L’impianto a croce commissa, con aula mononavata, è costituito da un transetto triabsidato con bracci voltati a crociera e una facciata preceduta da un portico. L’edificazione della basilica in opera bicroma alterna cantonetti calcarei e basaltici che ne distinguono due diverse fasi costruttive, la prima propria di maestranze pisane attive nel giudicato di Torres alla fine dell’XI secolo, mentre la seconda, risalente alla seconda metà del XII secolo, è collocabile in ambito pisano-pistoiese. All’impianto appartengono il transetto e parte dell’aula, successivamente sopraelevata, allungata e munita di una nuova facciata. Divisa in tre ordini, in quello inferiore si apre il portale sormontato da architrave a timpano rialzato, mentre i due superiori sono costituiti da una finta loggia di colonnine trachitiche sulle quali s’impostano arcatelle pausate da intarsi geometrici a losanghe e a ruote concentriche. Al centro dell’ordine mediano si apre una bifora con colonnina spartiluce, che tra il 1903 e il 1906 ha sostituito l’originario rosone. Alla seconda fase appartengono il portico, con volte a crociera, impostato su colonne e pilastri angolari, la sacrestia e il campanile a canna quadrata, nel quale la prima cella riceve luce dalle bifore con capitello a stampella, mentre nella seconda, pausata da archetti pensili, si aprono una serie di trifore. Capitelli e ghiere scultoree del portico sono esemplate sull’unico modello originario custodito all’interno della chiesa. Le tre arcate frontali sono rifasciate da sopracciglio intagliato, la ghiera centrale conserva le sculture originarie con animali fantastici, mentre le due laterali presentano tralci fitomorfici realizzati con l’uso del trapano. Nel settore meridionale del sito si conservano i pochi resti del monastero e del chiostro.
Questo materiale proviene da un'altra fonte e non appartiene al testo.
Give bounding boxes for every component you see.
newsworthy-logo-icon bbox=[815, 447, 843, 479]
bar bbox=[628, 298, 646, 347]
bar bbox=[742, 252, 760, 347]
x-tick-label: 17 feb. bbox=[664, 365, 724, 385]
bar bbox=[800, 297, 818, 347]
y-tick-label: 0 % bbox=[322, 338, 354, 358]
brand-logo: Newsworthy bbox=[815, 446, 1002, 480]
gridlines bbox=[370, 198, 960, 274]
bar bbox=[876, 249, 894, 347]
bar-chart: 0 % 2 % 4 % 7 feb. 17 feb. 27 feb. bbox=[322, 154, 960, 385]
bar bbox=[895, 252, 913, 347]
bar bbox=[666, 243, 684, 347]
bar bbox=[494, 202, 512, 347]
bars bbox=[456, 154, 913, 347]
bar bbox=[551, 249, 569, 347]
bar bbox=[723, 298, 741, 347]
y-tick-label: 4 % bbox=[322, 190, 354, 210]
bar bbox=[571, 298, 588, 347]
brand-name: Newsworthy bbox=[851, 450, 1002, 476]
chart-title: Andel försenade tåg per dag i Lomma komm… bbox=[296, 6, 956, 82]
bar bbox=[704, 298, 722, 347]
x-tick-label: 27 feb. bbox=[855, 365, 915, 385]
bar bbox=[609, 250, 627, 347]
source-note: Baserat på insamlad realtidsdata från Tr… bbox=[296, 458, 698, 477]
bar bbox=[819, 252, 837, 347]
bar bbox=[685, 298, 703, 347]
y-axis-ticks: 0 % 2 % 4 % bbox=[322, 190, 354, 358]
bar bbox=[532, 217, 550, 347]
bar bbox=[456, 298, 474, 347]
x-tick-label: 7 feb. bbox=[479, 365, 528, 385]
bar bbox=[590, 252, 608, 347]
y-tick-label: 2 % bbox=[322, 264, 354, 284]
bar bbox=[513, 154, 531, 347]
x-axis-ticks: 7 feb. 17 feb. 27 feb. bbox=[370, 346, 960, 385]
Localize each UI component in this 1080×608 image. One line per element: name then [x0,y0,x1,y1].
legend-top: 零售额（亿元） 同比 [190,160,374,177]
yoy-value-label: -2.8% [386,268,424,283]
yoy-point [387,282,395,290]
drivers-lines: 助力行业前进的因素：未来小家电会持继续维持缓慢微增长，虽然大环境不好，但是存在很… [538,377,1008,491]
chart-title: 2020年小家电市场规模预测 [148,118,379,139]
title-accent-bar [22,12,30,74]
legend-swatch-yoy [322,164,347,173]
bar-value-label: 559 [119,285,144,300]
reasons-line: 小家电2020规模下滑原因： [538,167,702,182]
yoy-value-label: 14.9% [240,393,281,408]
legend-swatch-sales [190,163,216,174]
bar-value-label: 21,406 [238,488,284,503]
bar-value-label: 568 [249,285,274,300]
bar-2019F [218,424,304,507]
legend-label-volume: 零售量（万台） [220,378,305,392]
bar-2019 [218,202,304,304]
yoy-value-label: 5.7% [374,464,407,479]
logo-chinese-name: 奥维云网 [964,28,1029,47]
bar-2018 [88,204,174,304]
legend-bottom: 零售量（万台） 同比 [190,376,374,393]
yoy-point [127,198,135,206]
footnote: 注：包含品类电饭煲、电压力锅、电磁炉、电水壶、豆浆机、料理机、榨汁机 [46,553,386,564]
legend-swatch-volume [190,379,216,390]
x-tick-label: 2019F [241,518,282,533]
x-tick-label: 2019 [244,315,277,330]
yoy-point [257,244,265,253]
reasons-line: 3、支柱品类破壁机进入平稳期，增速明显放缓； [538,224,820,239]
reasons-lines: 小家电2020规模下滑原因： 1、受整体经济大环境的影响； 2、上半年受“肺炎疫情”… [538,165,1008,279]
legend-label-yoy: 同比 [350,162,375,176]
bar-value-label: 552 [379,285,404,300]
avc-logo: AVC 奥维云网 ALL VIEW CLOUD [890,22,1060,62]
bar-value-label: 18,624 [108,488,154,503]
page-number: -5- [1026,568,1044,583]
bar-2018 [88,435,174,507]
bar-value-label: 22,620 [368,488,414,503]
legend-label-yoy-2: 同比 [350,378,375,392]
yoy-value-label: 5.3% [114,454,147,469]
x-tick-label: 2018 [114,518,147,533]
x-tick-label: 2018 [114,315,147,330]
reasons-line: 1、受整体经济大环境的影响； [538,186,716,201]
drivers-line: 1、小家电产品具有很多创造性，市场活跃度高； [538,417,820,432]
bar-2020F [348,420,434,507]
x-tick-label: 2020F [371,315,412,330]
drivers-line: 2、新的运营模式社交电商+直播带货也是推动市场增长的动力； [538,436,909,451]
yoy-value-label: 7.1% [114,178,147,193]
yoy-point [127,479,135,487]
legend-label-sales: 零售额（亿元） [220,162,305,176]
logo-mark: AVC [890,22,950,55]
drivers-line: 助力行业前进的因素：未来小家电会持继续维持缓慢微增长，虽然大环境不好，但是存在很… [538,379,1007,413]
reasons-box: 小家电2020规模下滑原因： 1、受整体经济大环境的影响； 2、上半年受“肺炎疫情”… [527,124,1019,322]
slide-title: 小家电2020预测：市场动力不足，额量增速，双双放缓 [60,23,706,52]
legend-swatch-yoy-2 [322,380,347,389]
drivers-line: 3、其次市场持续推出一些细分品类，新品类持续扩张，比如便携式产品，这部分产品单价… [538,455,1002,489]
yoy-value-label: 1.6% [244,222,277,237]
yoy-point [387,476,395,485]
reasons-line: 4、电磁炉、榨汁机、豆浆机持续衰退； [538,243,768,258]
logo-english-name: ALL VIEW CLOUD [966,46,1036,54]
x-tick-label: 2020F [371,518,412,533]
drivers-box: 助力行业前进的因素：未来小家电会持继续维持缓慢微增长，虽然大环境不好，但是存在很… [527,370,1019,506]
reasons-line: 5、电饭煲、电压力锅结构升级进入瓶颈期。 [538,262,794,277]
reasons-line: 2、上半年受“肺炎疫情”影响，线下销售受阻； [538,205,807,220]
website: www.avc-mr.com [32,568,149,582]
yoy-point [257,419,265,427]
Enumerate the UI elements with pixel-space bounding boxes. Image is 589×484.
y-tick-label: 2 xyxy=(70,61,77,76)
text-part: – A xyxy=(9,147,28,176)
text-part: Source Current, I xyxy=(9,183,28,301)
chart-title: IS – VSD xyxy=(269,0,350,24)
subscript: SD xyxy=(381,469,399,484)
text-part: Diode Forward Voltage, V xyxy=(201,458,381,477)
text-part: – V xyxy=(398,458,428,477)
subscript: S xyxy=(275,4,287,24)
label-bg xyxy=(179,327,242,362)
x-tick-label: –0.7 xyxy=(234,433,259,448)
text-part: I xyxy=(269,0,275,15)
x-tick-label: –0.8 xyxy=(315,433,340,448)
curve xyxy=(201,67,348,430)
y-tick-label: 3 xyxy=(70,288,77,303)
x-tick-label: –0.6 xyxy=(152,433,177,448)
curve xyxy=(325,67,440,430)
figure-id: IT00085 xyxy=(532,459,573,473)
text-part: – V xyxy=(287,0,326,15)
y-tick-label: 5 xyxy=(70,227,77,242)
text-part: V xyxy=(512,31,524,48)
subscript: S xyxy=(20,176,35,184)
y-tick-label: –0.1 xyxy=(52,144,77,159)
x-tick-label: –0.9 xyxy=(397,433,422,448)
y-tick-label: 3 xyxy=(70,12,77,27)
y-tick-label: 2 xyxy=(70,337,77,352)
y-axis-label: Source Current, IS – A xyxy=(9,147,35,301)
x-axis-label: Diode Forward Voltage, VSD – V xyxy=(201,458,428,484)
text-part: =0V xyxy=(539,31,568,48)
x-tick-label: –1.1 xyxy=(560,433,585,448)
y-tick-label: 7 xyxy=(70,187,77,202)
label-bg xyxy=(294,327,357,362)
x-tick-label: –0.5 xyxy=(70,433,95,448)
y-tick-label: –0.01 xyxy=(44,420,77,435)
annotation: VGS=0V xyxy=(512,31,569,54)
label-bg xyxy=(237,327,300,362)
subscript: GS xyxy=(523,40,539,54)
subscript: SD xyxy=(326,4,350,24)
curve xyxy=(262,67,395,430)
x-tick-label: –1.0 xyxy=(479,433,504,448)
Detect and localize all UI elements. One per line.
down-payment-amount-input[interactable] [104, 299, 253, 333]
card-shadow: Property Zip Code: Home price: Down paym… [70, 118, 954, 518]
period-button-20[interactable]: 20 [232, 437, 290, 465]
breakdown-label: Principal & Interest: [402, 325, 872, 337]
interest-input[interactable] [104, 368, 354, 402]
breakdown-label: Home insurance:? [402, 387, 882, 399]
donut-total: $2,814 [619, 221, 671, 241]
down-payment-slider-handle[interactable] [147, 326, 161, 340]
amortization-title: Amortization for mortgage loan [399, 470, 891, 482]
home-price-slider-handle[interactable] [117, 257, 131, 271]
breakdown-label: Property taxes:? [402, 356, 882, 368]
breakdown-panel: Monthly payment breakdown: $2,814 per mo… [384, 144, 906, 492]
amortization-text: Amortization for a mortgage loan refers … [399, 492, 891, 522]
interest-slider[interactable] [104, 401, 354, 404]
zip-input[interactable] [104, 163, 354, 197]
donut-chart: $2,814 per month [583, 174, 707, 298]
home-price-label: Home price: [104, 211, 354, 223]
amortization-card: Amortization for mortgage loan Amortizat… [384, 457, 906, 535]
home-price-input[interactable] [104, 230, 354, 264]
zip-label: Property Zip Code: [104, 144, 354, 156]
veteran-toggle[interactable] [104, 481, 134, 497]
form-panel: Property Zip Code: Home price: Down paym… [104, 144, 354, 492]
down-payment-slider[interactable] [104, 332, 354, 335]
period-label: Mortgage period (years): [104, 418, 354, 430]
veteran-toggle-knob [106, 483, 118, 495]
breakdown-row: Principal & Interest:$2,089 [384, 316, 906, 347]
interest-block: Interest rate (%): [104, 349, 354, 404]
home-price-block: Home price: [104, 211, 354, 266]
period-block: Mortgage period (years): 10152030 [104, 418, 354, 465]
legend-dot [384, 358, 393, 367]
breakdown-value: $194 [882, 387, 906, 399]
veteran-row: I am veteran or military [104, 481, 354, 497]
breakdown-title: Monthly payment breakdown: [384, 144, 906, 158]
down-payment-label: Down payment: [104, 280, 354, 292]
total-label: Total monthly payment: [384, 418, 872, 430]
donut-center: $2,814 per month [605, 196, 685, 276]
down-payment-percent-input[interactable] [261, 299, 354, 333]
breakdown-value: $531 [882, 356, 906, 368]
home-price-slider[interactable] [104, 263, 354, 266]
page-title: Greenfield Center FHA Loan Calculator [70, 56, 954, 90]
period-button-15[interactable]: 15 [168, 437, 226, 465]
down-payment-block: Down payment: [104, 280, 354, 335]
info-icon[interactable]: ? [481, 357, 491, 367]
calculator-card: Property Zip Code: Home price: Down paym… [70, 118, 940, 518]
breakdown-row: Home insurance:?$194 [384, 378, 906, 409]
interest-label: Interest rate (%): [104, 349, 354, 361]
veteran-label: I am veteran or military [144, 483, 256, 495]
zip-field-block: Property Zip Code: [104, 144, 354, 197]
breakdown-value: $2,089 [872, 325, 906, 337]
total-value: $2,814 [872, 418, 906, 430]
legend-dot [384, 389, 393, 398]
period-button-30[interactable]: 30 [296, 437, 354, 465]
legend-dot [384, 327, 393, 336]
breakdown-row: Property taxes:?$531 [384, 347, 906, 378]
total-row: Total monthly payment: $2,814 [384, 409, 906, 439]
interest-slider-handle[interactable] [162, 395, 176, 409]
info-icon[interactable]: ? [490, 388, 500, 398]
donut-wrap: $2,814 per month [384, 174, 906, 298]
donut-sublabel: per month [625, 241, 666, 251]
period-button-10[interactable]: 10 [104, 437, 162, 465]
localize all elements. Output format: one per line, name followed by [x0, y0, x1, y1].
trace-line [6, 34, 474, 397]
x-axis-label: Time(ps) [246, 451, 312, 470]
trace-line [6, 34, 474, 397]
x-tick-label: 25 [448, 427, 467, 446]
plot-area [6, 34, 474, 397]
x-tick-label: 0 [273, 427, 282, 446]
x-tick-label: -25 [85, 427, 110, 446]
All’interno la monotona nudità della navata è spezzata dall’abside affrescata con un ciclo neotestamentario, l’unico del periodo romanico conservato integralmente in Sardegna. Al centro del catino absidale il Cristo benedicente sul globo è racchiuso in mandorla ed affiancato da angeli, arcangeli e serafini, nel registro mediano un personaggio inginocchiato davanti a San Benedetto precede la Vergine accompagnata da undici apostoli. Nella fascia sottostante si stagliano cinque scene della Vita di Cristo: l’Ultima cena, il Bacio di Giuda, la Crocefissione, il Seppellimento e la Discesa agli inferi. La fascia inferiore conclude l’affresco con un finto velario. La suddivisione in riquadri è comparabile ad una giustapposizione di pagine miniate presenti nei codici dell’epoca, riferiti probabilmente a monaci benedettini particolarmente sensibili ad influssi bizantini. Il Toesca vi riconobbe un anonimo pittore umbro-laziale dei primi anni del XIII secolo, ascrizione confermata dal Maltese che attribuisce l’esecuzione dell’affresco al Maestro della Croce del Museo Nazionale di Pisa, inserendoli cronologicamente nella seconda fase costruttiva dell’abbazia.

Bibliografia essenziale
R. Coroneo, Architettura romanica dalla metà del Mille al primo ‘300 = Storia dell’Arte in Sardegna, Nuoro, 1993.
R. Delogu, L’architettura del Medioevo in Sardegna, Roma, 1953.
G. G. King, Pittura sarda del Quattro – Cinquecento, a cura di R. Coroneo, Nuoro, 2000.
C. Maltese, Arte in Sardegna dal V al XVIII secolo, Roma, 1962.
G. Padroni, Orme pisane in Sardegna, Pisa, 1994.
M. Pintor, “La badìa e la chiesa di Saccargia” in Sardegna Economica, Cagliari, 1962.
D. Scano, Storia dell’Arte in Sardegna dall’XI al XIV secolo, Cagliari-Sassari, 1907.
A. L. Sechi, Ritrovare Saccargia, Cagliari, 1992.
R. Serra, Pittura e scultura dall’età romanica alla fine del ‘500 = Storia dell’arte in Sardegna, Nuoro, 1990.
P. Toesca, Il Medioevo, Torino, 1927.